How can you keep things positive in real terms? Keep employees involved. Listen to their ideas, and create problem-solving groups. Praise your employees often, and thank them for their help. In times of crisis, our first instinct is to be helpful, so letting people know that you appreciate their efforts is critical.

Positive attitudes (just like negative ones) are infectious. If your team sees you getting on with things instead of being paralysed with fear, they’re more likely to be calm and continue doing their jobs.

Give employees a roadmap

A lack of certainty leads to a lack of clarity, which means uninformed (and ill-advised) decisions. The most dangerous time in battle was when we didn’t know where the gunfire was coming from. A pandemic offers similar uncertainties: we don’t know exactly where the virus could be, or how to stop it.

As business leaders, it is our responsibility to afford our employees as much clarity as possible. Whilst we cannot physically keep the virus from our employees, we can do our best to map out what the coming weeks will look like for the business. Be crystal clear with your employees about your expectations of them if they are working from home, and whether they might be needed back in the office. I recommend twice-daily check-ins to make sure that everything is moving forward on schedule, and that your team is communicating.

If your workforce cannot work remotely, you’ll need to keep them updated on the latest Government guidance, and ensure that they have additional training to deal with these new circumstances.

Cultivate a team mentality

Cohesion is part of the Royal Marines mindset – and in business, just as in armed combat, it could be the difference between winning and losing, success or failure.

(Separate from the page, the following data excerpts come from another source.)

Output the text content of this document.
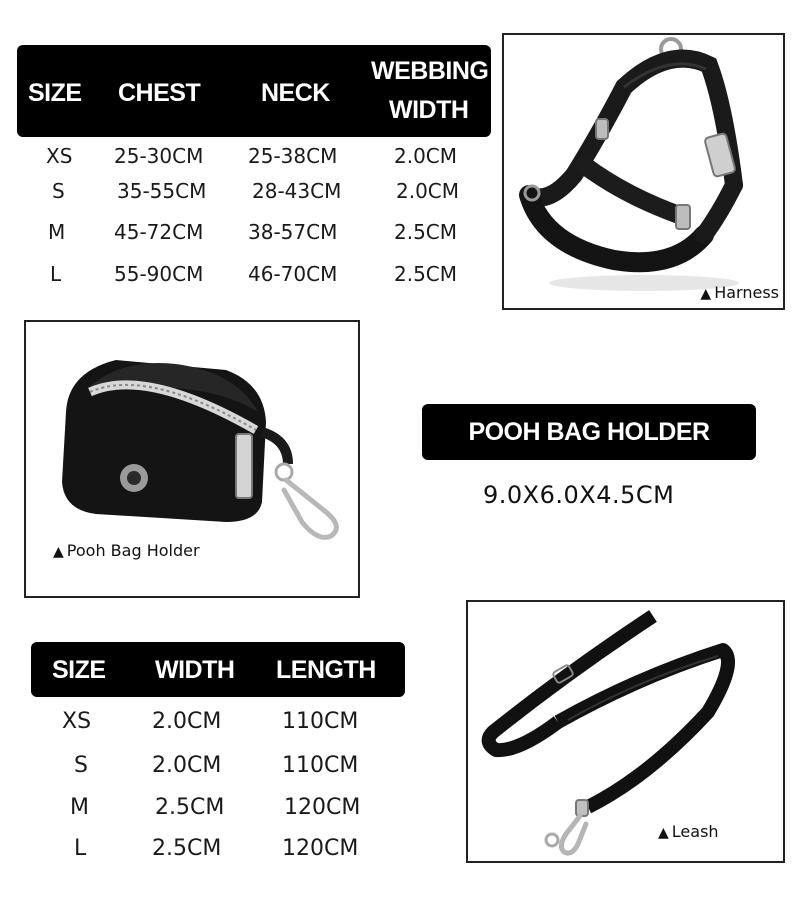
SIZE CHEST NECK
WEBBING
WIDTH
XS 25-30CM 25-38CM	2.0CM
S	35-55CM 28-43CM	2.0CM
M 45-72CM 38-57CM	2.5CM
L	55-90CM 46-70CM	2.5CM
▲ Harness
▲ Pooh Bag Holder
POOH BAG HOLDER
9.0X6.0X4.5CM
SIZE WIDTH LENGTH
XS	2.0CM	110CM
S	2.0CM	110CM
M	2.5CM	120CM
L	2.5CM	120CM
▲ Leash
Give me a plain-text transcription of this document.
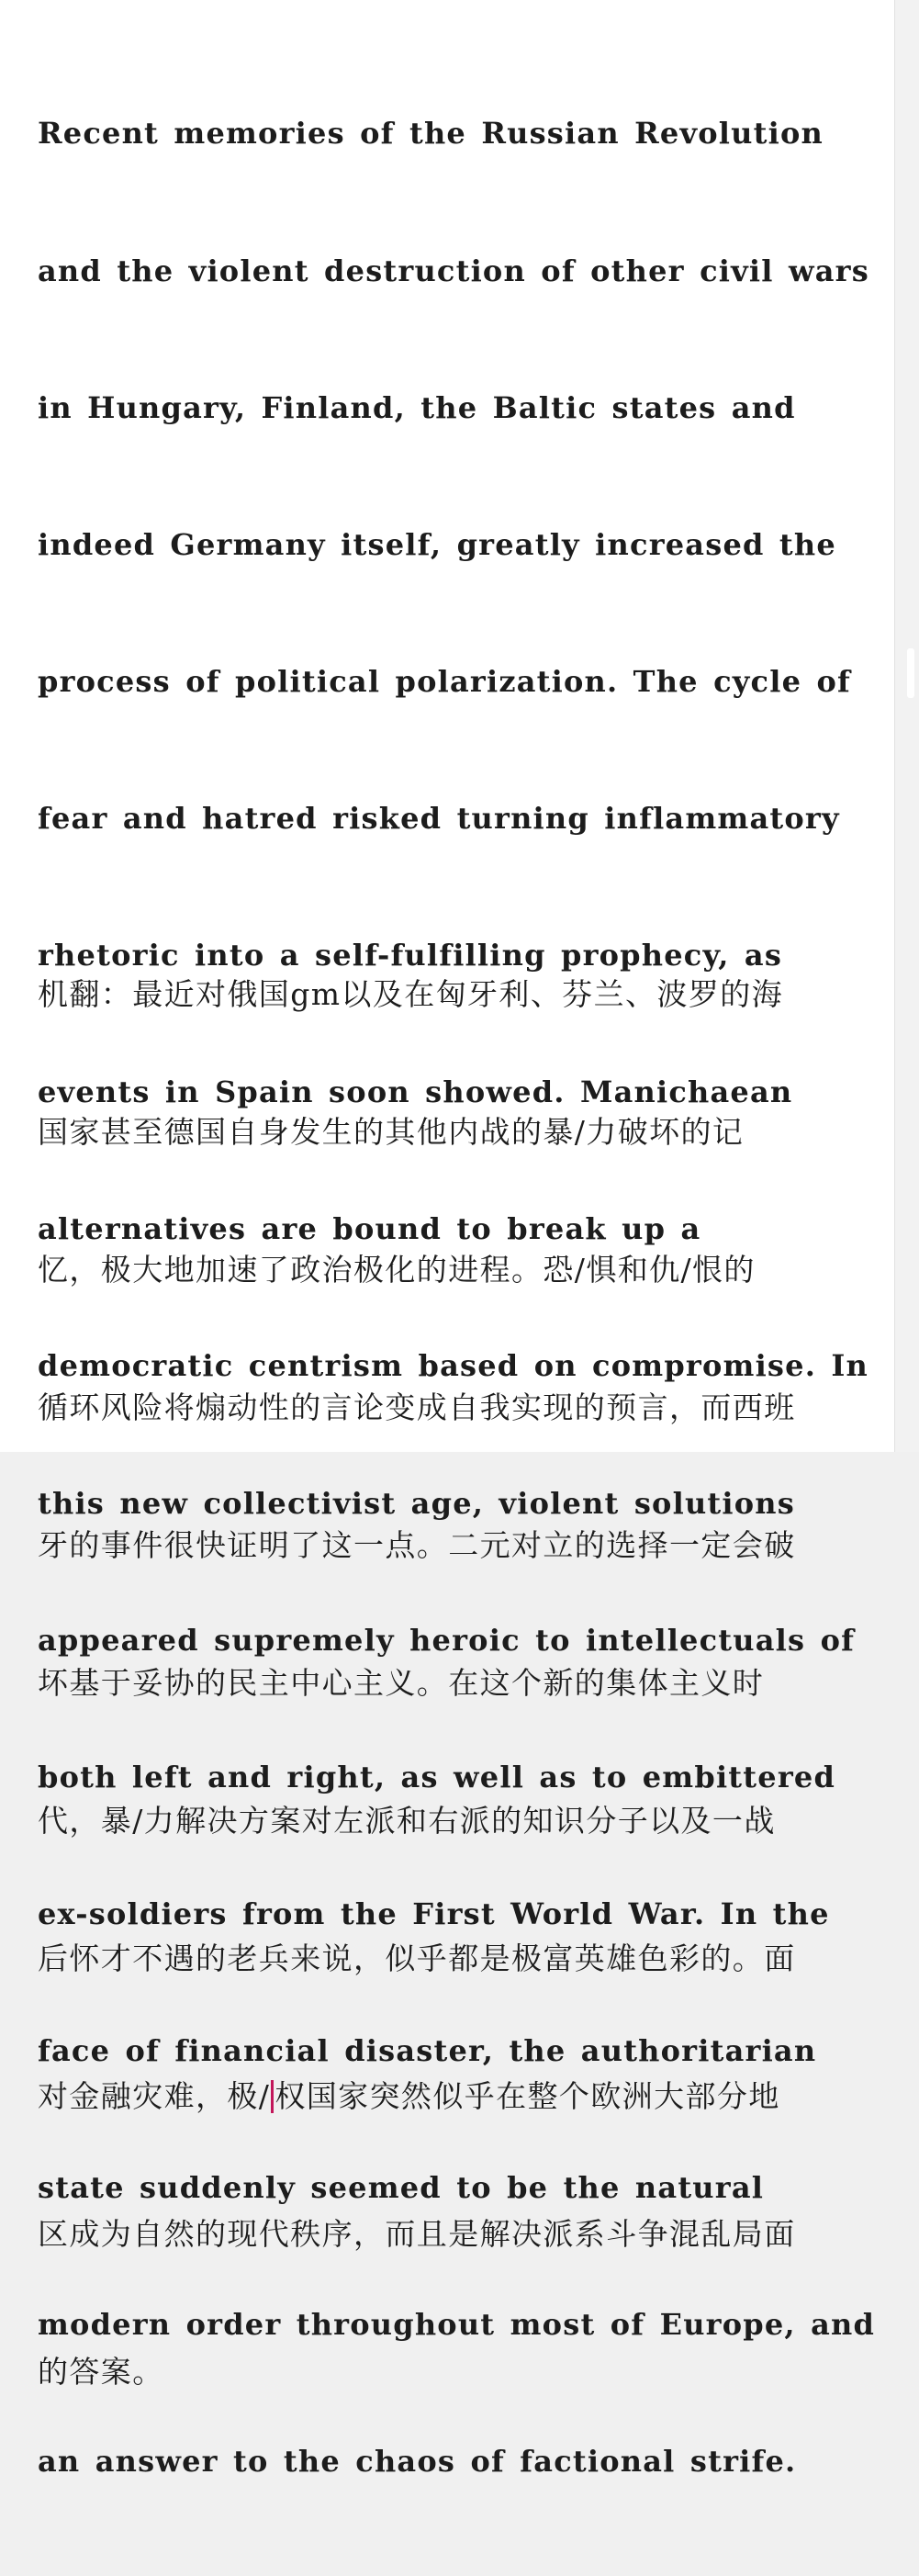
Recent memories of the Russian Revolution

and the violent destruction of other civil wars

in Hungary, Finland, the Baltic states and

indeed Germany itself, greatly increased the

process of political polarization. The cycle of

fear and hatred risked turning inflammatory

rhetoric into a self-fulfilling prophecy, as

events in Spain soon showed. Manichaean

alternatives are bound to break up a

democratic centrism based on compromise. In

this new collectivist age, violent solutions

appeared supremely heroic to intellectuals of

both left and right, as well as to embittered

ex-soldiers from the First World War. In the

face of financial disaster, the authoritarian

state suddenly seemed to be the natural

modern order throughout most of Europe, and

an answer to the chaos of factional strife.

机翻：最近对俄国gm以及在匈牙利、芬兰、波罗的海

国家甚至德国自身发生的其他内战的暴/力破坏的记

忆，极大地加速了政治极化的进程。恐/惧和仇/恨的

循环风险将煽动性的言论变成自我实现的预言，而西班

牙的事件很快证明了这一点。二元对立的选择一定会破

坏基于妥协的民主中心主义。在这个新的集体主义时

代，暴/力解决方案对左派和右派的知识分子以及一战

后怀才不遇的老兵来说，似乎都是极富英雄色彩的。面

对金融灾难，极/ 权国家突然似乎在整个欧洲大部分地

区成为自然的现代秩序，而且是解决派系斗争混乱局面

的答案。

Military culture is all about the unit. On the battlefield, the people who matter most are those to your left and right - your friends. There are no egos, you all wear the same badge and you live by the same set of values.

This ‘unit’ mentality is critical to pushing through in times of crisis. Check your company’s culture - do you pit employees against one another to achieve sales or other benchmarks, or are they helping each other toward a common goal? If the former, all isn’t lost, but you will need to have a talk with your team about the way you look out for one another. You can even use your team’s competitive edge to think about opportunities for the business beyond the virus.

Share the big picture

As a leader, looking at the bigger picture comes naturally. However, many of your employees may not be able to take that step back. Just as you made a roadmap for your employees, share your thoughts on the bigger picture, and remind them that they are a team. Encourage them to lean into one another, because the only way we will get through this is to get through it together. Remind them that with every difficulty comes an opportunity, but not at the expense of others.